Falcões. Wiltshire, Setembro de 1535
«As filhas dele vêm a cair dos céus. Observa-as do alto do cavalo; atrás dele estende-se a vastidão de Inglaterra; caem, aladas de ouro, o olhar de cada uma raiado de sangue. Grace Cromwell paira no ar ténue. É em silêncio que toma a presa, em silêncio plana até ao punho dele. Mas os sons que produz então, o roçagar de penas, e o guincho, o suspiro e sussurro da ponta das asas, o pequeno gluglu que lhe sai da garganta, são sons de reconhecimento, sons íntimos, de filha, quase desaprovadores. Tem o peito estriado de sangue e há fiapos de carne nas suas garras. Mais tarde, Henry dirá: As tuas raparigas voaram bem hoje. O gavião Anne Cromwell saltita na luva de Rafe Sadler, que cavalga ao lado do Rei em amena conversa. Estão cansados; o Sol declina e estão a cavalgar de volta a Wolf Hall, as rédeas lassas sobre os pescoços das suas montadas. Amanhã a mulher e as duas filhas sairão outra vez. Essas mulheres mortas, ossos há muito tragados pela argila de Londres, já transmigraram. Sem peso, planam nas correntes de ar mais altas. Não têm compaixão por ninguém. Não respondem perante ninguém. Têm vidas simples. Quando olham para baixo não vêm nada senão a sua presa e as plumas emprestadas dos caçadores: veem um universo tremulante, temeroso, um universo repleto do seu jantar.
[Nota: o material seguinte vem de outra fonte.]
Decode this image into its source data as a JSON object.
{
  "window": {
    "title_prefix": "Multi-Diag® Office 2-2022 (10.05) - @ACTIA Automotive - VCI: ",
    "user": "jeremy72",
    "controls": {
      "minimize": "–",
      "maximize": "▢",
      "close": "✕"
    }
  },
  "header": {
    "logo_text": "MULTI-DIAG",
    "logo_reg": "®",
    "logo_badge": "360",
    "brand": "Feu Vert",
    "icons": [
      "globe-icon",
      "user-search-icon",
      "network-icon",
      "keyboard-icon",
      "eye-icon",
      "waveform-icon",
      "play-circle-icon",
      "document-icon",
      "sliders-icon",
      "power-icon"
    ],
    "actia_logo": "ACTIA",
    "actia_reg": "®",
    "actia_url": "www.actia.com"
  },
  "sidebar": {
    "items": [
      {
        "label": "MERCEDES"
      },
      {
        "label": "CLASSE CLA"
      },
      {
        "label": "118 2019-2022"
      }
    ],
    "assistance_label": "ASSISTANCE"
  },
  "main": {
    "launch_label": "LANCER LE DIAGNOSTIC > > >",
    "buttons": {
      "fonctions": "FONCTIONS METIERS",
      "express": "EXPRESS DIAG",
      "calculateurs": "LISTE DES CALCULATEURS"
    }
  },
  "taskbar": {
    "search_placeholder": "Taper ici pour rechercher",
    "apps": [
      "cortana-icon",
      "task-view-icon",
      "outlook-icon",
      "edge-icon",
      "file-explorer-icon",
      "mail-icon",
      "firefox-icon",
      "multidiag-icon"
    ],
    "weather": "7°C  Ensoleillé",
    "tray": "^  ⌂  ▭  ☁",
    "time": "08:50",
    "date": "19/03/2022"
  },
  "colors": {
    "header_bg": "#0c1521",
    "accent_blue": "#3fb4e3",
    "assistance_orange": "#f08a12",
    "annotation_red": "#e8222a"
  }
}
Todo o Verão tem sido assim, uma orgia de desmembramento, pelo e penas a voar, os cães batidos e chicoteados, os afagos aos cavalos cansados, os cuidados dos senhores com as suas contusões, distensões e bolhas. E por alguns dias, pelo menos, o sol tem brilhado sobre Henry. Um pouco antes do meio-dia acorreram do ocidente umas nuvens rápidas e caiu chuva em grandes gotas perfumadas mas o Sol reapareceu com um calor escaldante e agora o ar está tão claro que se pode ver o céu e espreitar o que estão a fazer os santos. Enquanto desmontam, entregando os cavalos aos moços e atendendo o Rei, já tem no pensamento a papelada que o espera: as mensagens de Whitehall, trazidas a galope pelas rotas postais que são estabelecidas sempre que a corte se desloca. À ceia, com os Seymour, ouvirá deferente quaisquer histórias que os seus anfitriões desejem contar: qualquer coisa que o rei queira aventurar, desenvolto, feliz e amável como parece esta noite. Quando o Rei se for deitar, começará a sua noite de trabalho.
Embora o dia tenha acabado, Henry parece pouco inclinado a ir para dentro. Está de pé, olhando em volta, inalando o suor de cavalo, a testa atravessada por uma queimadura do sol cor de tijolo. Perdeu o chapéu no princípio do dia e assim, como impõe o costume, todos os caçadores do grupo foram obrigados a tirar os seus. O Rei recusou todas as ofertas de chapéus substitutos. À medida que o crepúsculo se insinua sobre os bosques e campos, os criados andarão atentos a qualquer movimento da pluma negra sobre o fundo da relva que escurece ou ao lampejo da sua insígnia de caçador, um Santo Humberto de ouro com olhos de safira. Já se sente o Outono. Sabe-se que não haverá muitos mais dias como estes; por isso deixemo-nos estar, os palafreneiros de Wolf Hall enxameando à nossa volta, o Wiltshire e os condados ocidentais espraiando-se numa bruma azul; deixemo-nos estar, a mão do Rei no ombro dele, o rosto de Henry concentrado enquanto vai rememorando o panorama do dia, os pequenos bosques verdes e os rios revoltos, os amieiros à borda de água, a bruma matinal que às nove horas já levantou; o breve chuvisco, o vento leve que morreu e amainou; a calmaria, o calor da tarde. - Senhor, como não estais queimado? - inquire Rafe Sadler. Ruivo como o Rei, ficou de um cor-de-rosa com manchas e com sardas, e até os seus olhos parecem doridos.
Ele, Thomas Cromwell, encolhe os ombros; deixa cair um braço em volta dos ombros de Rafe enquanto se dirigem para dentro de casa. Atravessou toda a Itália, tanto os campos de batalha como a arena sombreada do escritório de contabilidade, sem perder a sua palidez londrina. A sua infância celerada, os dias no rio, os dias nos campos: deixaram-no tão branco como Deus o fez. - Cromwell tem uma pele de lírio - pronuncia o Rei. - É o único particular em que se parece com essa ou com qualquer outra flor. - Vai-se metendo com ele enquanto se encaminham vagarosamente para a ceia». In Hilary Mantel, Bring Up the Bodies, 2012, O Livro Negro, Civilização Editora, Porto, 2013, ISBN 978-972-26-3594-3.